Johnson soon found himself at the center of the action at last. He offered sage tactical advice, urging the president not to send up a civil rights bill prematurely lest the Southern power-brokers in the Senate hold the rest of the administration’s legislative agenda hostage and force the rights bill to be ignominiously withdrawn. He pleaded for Kennedy to give blacks a firm and eloquent moral commitment. He declaimed about civil rights at top-level White House meetings with influential business and labor leaders, impressing even the skeptical Schlesinger, who thought he outperformed both of the Kennedy brothers. JFK began addressing Johnson, in RFK’s presence, with a respect that exceeded civil courtesy and even approached deference. “For a couple of weeks there, he started to look almost like the old Lyndon,” Reedy later recalled.

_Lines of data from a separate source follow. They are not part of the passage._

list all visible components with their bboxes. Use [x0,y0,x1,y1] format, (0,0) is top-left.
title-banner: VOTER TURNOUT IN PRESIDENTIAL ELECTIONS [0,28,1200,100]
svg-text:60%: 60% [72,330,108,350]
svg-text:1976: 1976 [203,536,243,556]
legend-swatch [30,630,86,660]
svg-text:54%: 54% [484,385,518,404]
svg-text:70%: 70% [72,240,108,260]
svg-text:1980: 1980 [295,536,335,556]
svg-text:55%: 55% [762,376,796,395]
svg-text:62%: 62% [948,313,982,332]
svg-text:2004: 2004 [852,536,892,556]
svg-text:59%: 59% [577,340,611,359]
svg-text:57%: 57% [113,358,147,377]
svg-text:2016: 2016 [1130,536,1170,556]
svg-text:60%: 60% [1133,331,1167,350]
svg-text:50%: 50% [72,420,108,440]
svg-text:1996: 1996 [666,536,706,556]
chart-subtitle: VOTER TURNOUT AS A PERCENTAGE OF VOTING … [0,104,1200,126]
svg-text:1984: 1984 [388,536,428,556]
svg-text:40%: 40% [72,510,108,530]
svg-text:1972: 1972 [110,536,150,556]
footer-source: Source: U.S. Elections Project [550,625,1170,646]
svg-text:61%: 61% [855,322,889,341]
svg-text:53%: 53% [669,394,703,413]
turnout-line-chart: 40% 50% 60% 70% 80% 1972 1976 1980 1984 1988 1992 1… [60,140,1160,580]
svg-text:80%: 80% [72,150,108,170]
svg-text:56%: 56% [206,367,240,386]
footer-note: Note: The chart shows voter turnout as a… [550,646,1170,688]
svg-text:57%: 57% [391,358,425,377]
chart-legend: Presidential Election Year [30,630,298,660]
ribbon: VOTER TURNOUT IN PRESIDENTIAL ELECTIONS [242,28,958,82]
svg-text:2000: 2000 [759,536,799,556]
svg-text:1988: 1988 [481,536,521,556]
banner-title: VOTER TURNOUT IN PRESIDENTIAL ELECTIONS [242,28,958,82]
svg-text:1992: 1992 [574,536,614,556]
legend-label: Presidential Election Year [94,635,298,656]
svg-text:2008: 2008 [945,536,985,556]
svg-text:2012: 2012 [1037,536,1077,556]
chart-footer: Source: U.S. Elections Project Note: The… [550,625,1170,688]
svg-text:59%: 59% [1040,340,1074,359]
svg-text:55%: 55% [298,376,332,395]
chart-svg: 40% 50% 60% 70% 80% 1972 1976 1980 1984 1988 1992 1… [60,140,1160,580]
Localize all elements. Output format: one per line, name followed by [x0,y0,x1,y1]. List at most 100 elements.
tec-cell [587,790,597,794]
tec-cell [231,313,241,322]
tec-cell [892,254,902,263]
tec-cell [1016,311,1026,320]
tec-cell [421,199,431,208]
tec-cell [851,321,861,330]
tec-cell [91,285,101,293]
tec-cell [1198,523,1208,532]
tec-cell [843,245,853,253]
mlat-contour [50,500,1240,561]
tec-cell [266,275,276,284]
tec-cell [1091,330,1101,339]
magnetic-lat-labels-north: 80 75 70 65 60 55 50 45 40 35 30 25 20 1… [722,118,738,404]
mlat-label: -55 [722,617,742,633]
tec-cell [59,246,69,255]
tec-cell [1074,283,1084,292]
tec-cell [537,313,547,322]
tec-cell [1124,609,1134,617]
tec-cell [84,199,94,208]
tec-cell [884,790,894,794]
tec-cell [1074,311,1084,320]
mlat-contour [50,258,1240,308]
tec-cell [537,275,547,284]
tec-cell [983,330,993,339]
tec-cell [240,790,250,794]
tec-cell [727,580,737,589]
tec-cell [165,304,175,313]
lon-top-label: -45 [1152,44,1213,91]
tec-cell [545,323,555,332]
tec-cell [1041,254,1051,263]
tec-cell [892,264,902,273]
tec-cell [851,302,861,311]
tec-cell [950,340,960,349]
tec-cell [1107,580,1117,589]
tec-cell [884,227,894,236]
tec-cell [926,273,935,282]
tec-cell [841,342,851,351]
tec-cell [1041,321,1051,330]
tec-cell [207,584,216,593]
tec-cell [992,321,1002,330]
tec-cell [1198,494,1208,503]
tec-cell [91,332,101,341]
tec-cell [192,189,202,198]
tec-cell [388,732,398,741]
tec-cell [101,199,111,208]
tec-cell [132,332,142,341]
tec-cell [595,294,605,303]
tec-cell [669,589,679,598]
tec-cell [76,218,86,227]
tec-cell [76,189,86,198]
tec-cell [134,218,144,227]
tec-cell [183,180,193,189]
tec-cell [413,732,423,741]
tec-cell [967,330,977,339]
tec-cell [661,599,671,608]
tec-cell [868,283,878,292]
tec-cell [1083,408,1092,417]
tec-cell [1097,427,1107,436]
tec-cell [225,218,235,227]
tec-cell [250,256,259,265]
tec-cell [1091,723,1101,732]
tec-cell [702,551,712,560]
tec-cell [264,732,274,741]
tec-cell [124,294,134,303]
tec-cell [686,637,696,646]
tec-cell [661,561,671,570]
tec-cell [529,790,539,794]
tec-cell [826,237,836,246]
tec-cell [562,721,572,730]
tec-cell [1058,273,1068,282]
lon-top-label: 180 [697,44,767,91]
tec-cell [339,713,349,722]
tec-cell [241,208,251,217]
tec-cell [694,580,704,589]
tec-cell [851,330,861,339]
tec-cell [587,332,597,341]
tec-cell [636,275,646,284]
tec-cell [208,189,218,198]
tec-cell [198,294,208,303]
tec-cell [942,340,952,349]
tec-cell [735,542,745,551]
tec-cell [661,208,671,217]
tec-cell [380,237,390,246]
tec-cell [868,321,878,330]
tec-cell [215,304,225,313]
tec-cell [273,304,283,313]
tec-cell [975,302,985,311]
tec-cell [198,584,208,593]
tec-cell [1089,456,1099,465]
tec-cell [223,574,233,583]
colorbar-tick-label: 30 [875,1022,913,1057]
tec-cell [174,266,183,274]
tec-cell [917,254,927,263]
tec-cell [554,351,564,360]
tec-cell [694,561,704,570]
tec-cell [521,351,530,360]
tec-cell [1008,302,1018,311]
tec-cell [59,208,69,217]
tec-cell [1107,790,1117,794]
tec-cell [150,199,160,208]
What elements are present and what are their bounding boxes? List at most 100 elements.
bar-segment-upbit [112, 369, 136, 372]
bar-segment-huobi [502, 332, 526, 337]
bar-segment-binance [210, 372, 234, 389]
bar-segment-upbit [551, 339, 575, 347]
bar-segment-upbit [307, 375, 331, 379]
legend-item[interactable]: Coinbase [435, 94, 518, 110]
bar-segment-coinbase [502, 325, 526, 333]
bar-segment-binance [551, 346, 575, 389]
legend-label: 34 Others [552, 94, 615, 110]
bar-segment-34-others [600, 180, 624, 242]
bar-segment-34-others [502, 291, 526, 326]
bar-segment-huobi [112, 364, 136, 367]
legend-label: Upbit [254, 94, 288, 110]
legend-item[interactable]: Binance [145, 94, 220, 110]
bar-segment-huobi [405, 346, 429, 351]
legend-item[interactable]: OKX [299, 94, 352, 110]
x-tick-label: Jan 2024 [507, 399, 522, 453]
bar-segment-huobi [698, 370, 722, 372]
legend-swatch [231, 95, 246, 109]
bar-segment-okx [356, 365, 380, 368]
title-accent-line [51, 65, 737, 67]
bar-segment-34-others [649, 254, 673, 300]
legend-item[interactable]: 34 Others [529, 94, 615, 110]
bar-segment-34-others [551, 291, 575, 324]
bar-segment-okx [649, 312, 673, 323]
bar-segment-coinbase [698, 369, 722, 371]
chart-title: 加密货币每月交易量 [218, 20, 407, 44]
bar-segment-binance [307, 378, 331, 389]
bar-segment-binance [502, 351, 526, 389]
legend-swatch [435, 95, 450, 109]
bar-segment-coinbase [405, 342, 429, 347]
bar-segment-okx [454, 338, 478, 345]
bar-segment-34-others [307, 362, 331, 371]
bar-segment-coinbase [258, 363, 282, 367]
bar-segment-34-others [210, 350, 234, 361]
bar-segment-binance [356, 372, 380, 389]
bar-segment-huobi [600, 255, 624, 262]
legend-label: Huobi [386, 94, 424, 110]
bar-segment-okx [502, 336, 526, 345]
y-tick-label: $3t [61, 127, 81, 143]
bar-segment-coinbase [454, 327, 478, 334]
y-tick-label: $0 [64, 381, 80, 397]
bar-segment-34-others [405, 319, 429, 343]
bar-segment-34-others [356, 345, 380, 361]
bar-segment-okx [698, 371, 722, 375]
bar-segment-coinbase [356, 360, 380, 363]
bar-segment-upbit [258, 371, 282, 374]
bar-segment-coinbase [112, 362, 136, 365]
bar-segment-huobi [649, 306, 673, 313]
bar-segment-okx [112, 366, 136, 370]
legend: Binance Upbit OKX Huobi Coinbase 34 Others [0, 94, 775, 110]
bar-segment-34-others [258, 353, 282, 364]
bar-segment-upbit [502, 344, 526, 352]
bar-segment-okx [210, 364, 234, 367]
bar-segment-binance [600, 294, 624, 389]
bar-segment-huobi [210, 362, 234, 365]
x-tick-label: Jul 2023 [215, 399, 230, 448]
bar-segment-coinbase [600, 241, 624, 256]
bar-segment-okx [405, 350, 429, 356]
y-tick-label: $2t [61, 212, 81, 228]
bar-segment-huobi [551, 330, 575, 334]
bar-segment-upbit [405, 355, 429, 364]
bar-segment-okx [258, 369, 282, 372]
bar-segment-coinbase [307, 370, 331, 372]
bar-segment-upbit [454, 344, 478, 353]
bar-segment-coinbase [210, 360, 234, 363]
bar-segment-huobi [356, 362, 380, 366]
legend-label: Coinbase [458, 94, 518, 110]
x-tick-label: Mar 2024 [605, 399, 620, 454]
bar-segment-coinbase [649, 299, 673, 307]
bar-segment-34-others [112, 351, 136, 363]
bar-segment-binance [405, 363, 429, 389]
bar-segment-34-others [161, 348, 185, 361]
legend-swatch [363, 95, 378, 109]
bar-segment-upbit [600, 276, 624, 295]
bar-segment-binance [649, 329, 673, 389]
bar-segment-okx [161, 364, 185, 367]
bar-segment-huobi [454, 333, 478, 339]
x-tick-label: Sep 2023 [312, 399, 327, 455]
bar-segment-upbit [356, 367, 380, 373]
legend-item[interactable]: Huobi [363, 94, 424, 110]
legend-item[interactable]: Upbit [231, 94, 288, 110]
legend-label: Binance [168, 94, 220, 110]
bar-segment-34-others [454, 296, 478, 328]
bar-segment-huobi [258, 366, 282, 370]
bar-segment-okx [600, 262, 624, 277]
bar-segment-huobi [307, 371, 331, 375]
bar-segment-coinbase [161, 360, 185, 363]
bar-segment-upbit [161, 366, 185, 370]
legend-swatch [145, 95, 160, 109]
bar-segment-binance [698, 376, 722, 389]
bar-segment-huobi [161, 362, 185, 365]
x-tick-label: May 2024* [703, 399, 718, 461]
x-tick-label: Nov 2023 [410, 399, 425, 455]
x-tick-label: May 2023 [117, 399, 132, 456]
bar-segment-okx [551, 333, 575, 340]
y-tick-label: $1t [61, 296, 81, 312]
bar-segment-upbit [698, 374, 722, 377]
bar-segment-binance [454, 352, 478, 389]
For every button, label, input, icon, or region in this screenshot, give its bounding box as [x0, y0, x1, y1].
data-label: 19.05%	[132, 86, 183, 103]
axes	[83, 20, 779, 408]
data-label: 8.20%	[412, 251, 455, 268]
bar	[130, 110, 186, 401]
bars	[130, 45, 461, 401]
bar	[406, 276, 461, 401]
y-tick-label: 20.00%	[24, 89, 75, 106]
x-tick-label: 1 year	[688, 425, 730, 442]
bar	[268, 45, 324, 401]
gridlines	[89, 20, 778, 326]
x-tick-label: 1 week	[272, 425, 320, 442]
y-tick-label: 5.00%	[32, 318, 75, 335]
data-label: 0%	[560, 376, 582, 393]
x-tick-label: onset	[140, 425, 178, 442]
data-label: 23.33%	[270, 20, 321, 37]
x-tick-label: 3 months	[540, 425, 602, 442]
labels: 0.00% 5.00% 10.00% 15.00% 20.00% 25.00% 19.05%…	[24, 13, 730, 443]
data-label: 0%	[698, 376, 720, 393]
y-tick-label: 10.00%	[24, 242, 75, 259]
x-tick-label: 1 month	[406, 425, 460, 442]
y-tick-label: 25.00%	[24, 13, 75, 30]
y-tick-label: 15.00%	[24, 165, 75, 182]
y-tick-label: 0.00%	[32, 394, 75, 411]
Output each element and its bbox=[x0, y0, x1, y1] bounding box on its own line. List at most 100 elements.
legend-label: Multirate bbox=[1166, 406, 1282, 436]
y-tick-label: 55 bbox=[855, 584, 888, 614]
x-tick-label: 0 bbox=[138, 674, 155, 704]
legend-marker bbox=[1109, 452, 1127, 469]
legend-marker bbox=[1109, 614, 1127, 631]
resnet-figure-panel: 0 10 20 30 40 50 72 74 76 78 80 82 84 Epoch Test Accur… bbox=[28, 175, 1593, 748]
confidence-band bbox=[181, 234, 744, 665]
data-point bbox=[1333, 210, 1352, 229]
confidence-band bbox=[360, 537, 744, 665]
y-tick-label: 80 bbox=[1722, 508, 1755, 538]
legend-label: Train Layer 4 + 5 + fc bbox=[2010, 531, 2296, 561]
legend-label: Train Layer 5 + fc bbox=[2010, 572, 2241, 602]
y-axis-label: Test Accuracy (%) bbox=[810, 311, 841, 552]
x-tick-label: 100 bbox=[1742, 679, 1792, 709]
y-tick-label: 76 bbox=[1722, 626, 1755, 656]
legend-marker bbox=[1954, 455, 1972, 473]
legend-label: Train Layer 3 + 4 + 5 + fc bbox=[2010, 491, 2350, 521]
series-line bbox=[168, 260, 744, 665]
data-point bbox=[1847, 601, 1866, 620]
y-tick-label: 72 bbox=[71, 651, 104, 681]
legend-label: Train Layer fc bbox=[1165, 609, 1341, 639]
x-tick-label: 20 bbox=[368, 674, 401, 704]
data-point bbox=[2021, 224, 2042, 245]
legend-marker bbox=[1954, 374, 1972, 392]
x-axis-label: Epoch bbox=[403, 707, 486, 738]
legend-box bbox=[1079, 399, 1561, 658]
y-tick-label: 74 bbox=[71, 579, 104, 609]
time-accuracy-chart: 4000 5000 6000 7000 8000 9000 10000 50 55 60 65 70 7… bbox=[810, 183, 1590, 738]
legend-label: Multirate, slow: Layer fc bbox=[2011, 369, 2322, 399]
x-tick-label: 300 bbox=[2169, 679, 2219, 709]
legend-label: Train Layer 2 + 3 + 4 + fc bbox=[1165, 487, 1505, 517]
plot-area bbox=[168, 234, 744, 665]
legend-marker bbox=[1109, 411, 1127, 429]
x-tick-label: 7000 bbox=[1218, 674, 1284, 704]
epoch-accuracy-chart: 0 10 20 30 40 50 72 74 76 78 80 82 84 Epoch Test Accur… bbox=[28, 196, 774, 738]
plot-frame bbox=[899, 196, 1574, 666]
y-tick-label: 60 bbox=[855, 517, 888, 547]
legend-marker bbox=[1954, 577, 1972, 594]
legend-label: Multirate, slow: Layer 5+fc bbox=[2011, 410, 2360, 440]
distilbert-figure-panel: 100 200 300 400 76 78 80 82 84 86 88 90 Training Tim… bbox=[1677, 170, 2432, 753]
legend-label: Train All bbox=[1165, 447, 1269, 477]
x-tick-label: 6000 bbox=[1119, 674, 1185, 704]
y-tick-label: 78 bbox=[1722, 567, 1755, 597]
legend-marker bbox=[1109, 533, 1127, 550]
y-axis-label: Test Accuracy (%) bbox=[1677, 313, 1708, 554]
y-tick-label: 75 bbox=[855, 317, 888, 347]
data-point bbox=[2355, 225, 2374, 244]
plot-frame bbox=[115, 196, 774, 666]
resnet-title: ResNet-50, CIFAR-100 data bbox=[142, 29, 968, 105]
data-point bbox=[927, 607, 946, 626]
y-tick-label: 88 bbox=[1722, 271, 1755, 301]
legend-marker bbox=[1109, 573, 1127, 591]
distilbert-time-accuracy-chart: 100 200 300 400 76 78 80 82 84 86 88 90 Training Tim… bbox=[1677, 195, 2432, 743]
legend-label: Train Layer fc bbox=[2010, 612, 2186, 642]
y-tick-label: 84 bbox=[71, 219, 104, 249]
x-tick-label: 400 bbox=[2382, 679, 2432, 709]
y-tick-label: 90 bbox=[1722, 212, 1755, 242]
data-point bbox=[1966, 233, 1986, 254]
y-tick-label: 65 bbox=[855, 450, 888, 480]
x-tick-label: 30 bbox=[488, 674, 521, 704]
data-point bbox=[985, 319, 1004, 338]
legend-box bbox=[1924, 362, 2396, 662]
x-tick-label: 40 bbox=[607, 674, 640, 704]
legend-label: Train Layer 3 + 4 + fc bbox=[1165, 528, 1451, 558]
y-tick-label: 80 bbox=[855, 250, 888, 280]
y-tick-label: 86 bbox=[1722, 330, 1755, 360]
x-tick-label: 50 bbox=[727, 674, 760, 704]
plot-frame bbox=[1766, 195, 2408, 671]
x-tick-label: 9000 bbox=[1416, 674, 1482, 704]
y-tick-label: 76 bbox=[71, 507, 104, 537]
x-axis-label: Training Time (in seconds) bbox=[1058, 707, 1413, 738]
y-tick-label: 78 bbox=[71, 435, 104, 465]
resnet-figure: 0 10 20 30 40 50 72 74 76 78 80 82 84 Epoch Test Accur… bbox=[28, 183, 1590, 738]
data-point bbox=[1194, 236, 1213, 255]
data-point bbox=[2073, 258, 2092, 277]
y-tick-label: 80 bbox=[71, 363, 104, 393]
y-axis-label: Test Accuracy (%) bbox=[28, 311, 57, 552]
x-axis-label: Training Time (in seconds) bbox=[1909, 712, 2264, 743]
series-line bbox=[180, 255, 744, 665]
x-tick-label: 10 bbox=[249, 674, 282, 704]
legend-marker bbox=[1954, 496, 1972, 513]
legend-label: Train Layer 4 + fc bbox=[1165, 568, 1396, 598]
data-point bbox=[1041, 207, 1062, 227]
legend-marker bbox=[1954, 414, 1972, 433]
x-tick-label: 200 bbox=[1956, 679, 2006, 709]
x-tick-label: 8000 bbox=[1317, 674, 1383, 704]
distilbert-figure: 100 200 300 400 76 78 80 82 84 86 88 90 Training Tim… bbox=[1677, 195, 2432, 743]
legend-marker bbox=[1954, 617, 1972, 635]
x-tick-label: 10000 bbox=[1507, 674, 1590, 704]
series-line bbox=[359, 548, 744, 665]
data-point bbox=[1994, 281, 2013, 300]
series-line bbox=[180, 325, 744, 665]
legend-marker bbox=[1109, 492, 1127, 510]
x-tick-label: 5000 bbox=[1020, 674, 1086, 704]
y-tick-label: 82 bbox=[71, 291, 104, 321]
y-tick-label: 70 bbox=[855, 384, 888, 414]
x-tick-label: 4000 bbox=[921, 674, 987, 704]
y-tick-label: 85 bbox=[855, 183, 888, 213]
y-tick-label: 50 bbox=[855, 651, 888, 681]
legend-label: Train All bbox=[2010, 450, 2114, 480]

But then the “bad” Bobby intervened, showing up the vice president at a White House meeting with civil rights leaders, personally and ostentatiously undermining his authority over the committee on Equal Employment Opportunity, and generally humiliating him. Kennedy acknowledged that Johnson had some sound points to make on dealing with Congress, but he described his caution as obstructionist. Outmaneuvered, Johnson retreated once again into depression, probably worsened by heavy drinking, which scared his closest aides. Rumors were spreading around Washington that with the administration, including the vice president, now firmly on the record in favor of civil rights, Johnson’s electoral usefulness in the South had evaporated and he would be dumped in 1964— rumors that JFK stoutly denied, but that redoubled Johnson’s gloom. The Senate Rules Committee had undertaken an investigation of Bobby Baker that was moving uncomfortably close to Johnson. Despised by the “Harvards” and mistrusted by northern liberals generally, alienated from his long-time Southern conservative allies over civil rights, Johnson still had powerful friends in Washington, but he was beginning to resemble a political party of one. Finally, the vice president’s inability to heal a political division down in Texas between his former protégé Governor John Connally and Senator Ralph Yarborough signaled how badly his influence had waned even in his native state. It was left to the president to try and clean up the Texas mess on a four-day political and fund-raising trip that would take him to Dallas.